9/10
The word is: Magic Realism
9 January 2013
What is so difficult to understand? If we suspend belief for Spiderman, The Hulk and King Kong why can't we believe in this story?

I wonder whether some viewers are so addicted to the rhythm of plot driven movies to render them unable to appreciate a story like this, a story that sees the world through the eyes of a child who knows nothing of what we know. If you are one of those, go read somewhere else. I am not going to give you a synapse but my humble opinion on its meaning and possibly its intent. Or more surely, what I got out of it.

The beauty of this movie lies in Hushpuppy, a child young enough to be nonjudgmental, and her vision of life and its inhabitants. She has her own wisdom and is, like all children, taking things quite literally.

At first the hand-held camera-work and insufficient light-fill to illuminate the deep shades gave me the impression that this was a documentary style movie, a story reporting the lives of a group of people living off the grid in some southern state of the United States. But when I understood that the "Beasts" of the title was not a judgment of the movie's humans and their poverty, their ignorance, their unsophistication- but only an alternate noun for "animals" which the protagonists calls both her pets and humans alike, I started seeing the movie for what it really is: A dream, a fantasy, an imaginary story that merged with the contemporary awareness of global warming, and so a low tech sci-fi prediction of how the world may soon become.

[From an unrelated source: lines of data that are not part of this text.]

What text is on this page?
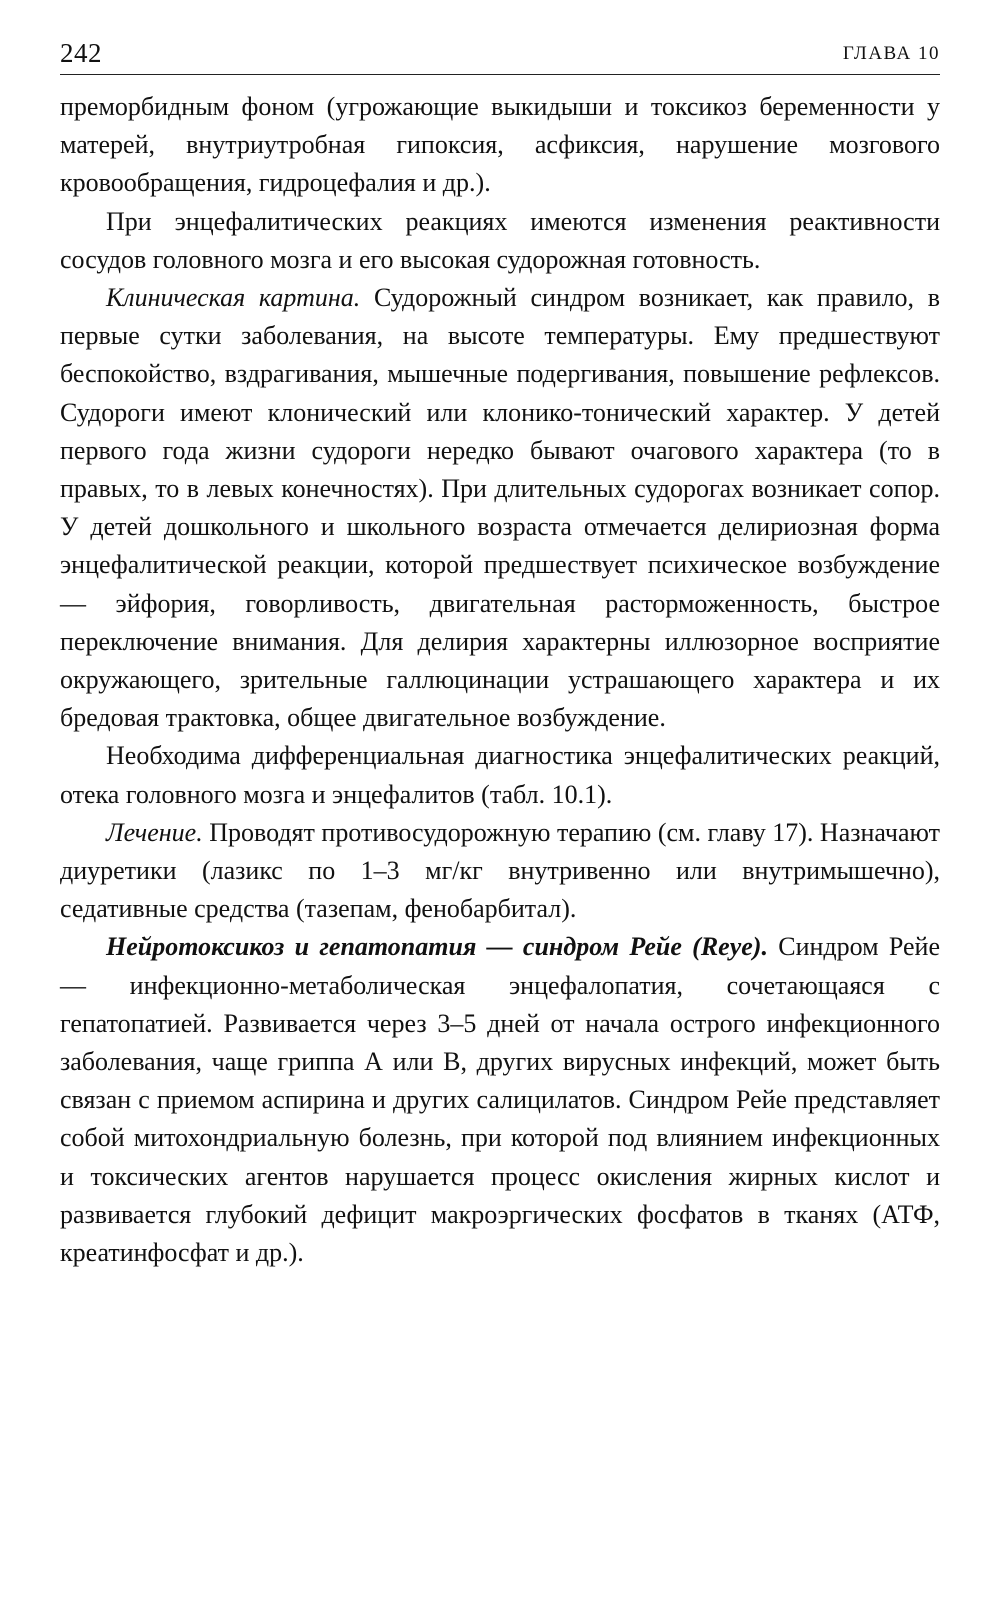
242	ГЛАВА 10

преморбидным фоном (угрожающие выкидыши и токсикоз беременности у матерей, внутриутробная гипоксия, асфиксия, нарушение мозгового кровообращения, гидроцефалия и др.).

При энцефалитических реакциях имеются изменения реактивности сосудов головного мозга и его высокая судорожная готовность.

Клиническая картина. Судорожный синдром возникает, как правило, в первые сутки заболевания, на высоте температуры. Ему предшествуют беспокойство, вздрагивания, мышечные подергивания, повышение рефлексов. Судороги имеют клонический или клонико-тонический характер. У детей первого года жизни судороги нередко бывают очагового характера (то в правых, то в левых конечностях). При длительных судорогах возникает сопор. У детей дошкольного и школьного возраста отмечается делириозная форма энцефалитической реакции, которой предшествует психическое возбуждение — эйфория, говорливость, двигательная расторможенность, быстрое переключение внимания. Для делирия характерны иллюзорное восприятие окружающего, зрительные галлюцинации устрашающего характера и их бредовая трактовка, общее двигательное возбуждение.

Необходима дифференциальная диагностика энцефалитических реакций, отека головного мозга и энцефалитов (табл. 10.1).

Лечение. Проводят противосудорожную терапию (см. главу 17). Назначают диуретики (лазикс по 1–3 мг/кг внутривенно или внутримышечно), седативные средства (тазепам, фенобарбитал).

Нейротоксикоз и гепатопатия — синдром Рейе (Reye). Синдром Рейе — инфекционно-метаболическая энцефалопатия, сочетающаяся с гепатопатией. Развивается через 3–5 дней от начала острого инфекционного заболевания, чаще гриппа А или В, других вирусных инфекций, может быть связан с приемом аспирина и других салицилатов. Синдром Рейе представляет собой митохондриальную болезнь, при которой под влиянием инфекционных и токсических агентов нарушается процесс окисления жирных кислот и развивается глубокий дефицит макроэргических фосфатов в тканях (АТФ, креатинфосфат и др.).
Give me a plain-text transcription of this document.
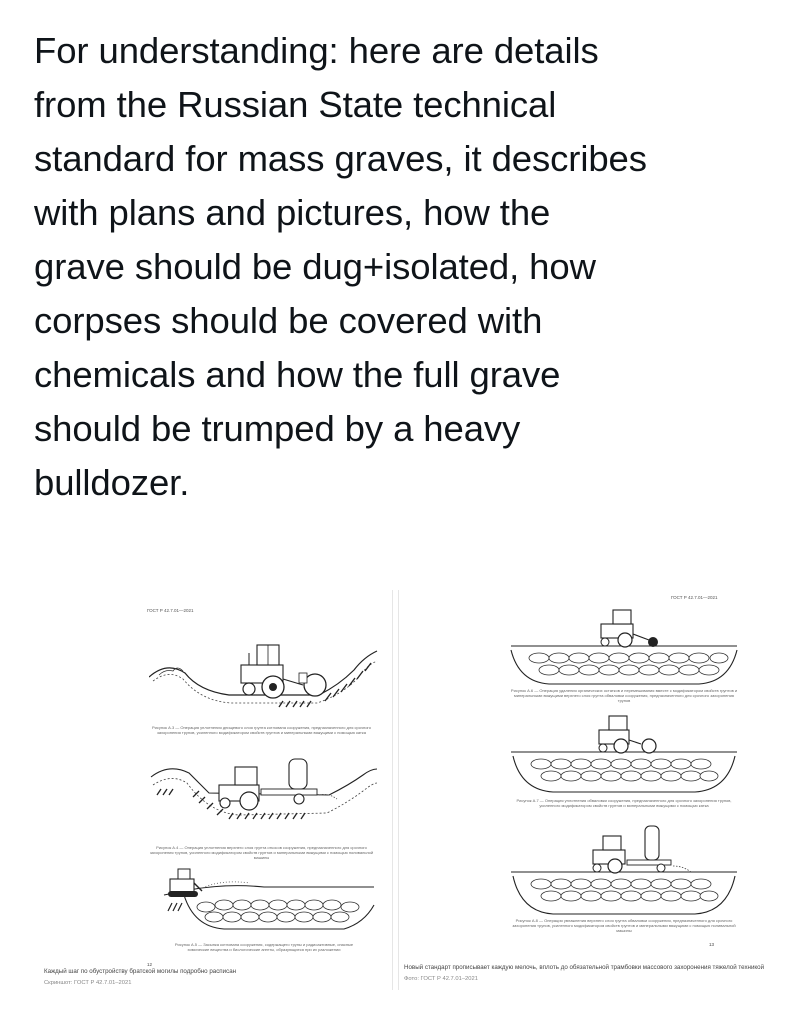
For understanding: here are details
from the Russian State technical
standard for mass graves, it describes
with plans and pictures, how the
grave should be dug+isolated, how
corpses should be covered with
chemicals and how the full grave
should be trumped by a heavy
bulldozer.
ГОСТ Р 42.7.01—2021
Рисунок А.3 — Операция уплотнения днищевого слоя грунта котлована сооружения, предназначенного для срочного захоронения трупов, усиленного модификатором свойств грунтов и минеральными вяжущими с помощью катка
Рисунок А.4 — Операция уплотнения верхнего слоя грунта откосов сооружения, предназначенного для срочного захоронения трупов, усиленного модификатором свойств грунтов и минеральными вяжущими с помощью поливальной машины
Рисунок А.5 — Засыпка котлована сооружения, содержащего трупы и радиоактивные, опасные химические вещества и биологические агенты, образующиеся при их разложении
12
ГОСТ Р 42.7.01—2021
Рисунок А.6 — Операция удаления органических остатков и перемешивания вместе с модификатором свойств грунтов и минеральными вяжущими верхнего слоя грунта обваловки сооружения, предназначенного для срочного захоронения трупов
Рисунок А.7 — Операция уплотнения обваловки сооружения, предназначенного для срочного захоронения трупов, усиленного модификатором свойств грунтов и минеральными вяжущими с помощью катка
Рисунок А.8 — Операция увлажнения верхнего слоя грунта обваловки сооружения, предназначенного для срочного захоронения трупов, усиленного модификатором свойств грунтов и минеральными вяжущими с помощью поливальной машины
13
Каждый шаг по обустройству братской могилы подробно расписан
Скриншот: ГОСТ Р 42.7.01–2021
Новый стандарт прописывает каждую мелочь, вплоть до обязательной трамбовки массового захоронения тяжелой техникой
Фото: ГОСТ Р 42.7.01–2021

With that key I read most character's actions: the father figure who needs to train his child to survive, inciting her "to show her guns" and be self assured; the woman who teaches children the use of herbs to cure, the meaning of magic and mythology; the tolerance of the other adults for what, in a parallel reality, would definitively been child abuse. All this is righteously done to prepare the children to survive in a world that was(is?) going from merely hard to impossible.

Wink's seemingly unsentimental and insensitive behavior towards the little wee child makes then perfect sense and thus his letting go when she can keep at bay, the Aurochs (a metaphor for her still childlike imagination) and her ability to step out of that world and into that of an adult ("I've got to take care of mine now") is the proof that she had grown up enough to survive on her own.

Looking back to it, this movie is a miracle as improbable as that of La Vita é Bella, where Benigni infused humor in a story about the Holocaust without becoming offensive or demeaning. Beasts of a Southern Wild is able to merge a child's world with that of an adult; to make us see how the effects of global warming will challenge the lives of many; it is a comment and a reminder of Katrina, its victims and consequences; finally it is a poetic way of describing the world and its inhabitants, escaping the ugliness and despair of certain realities by converting it into hope, survival and beauty.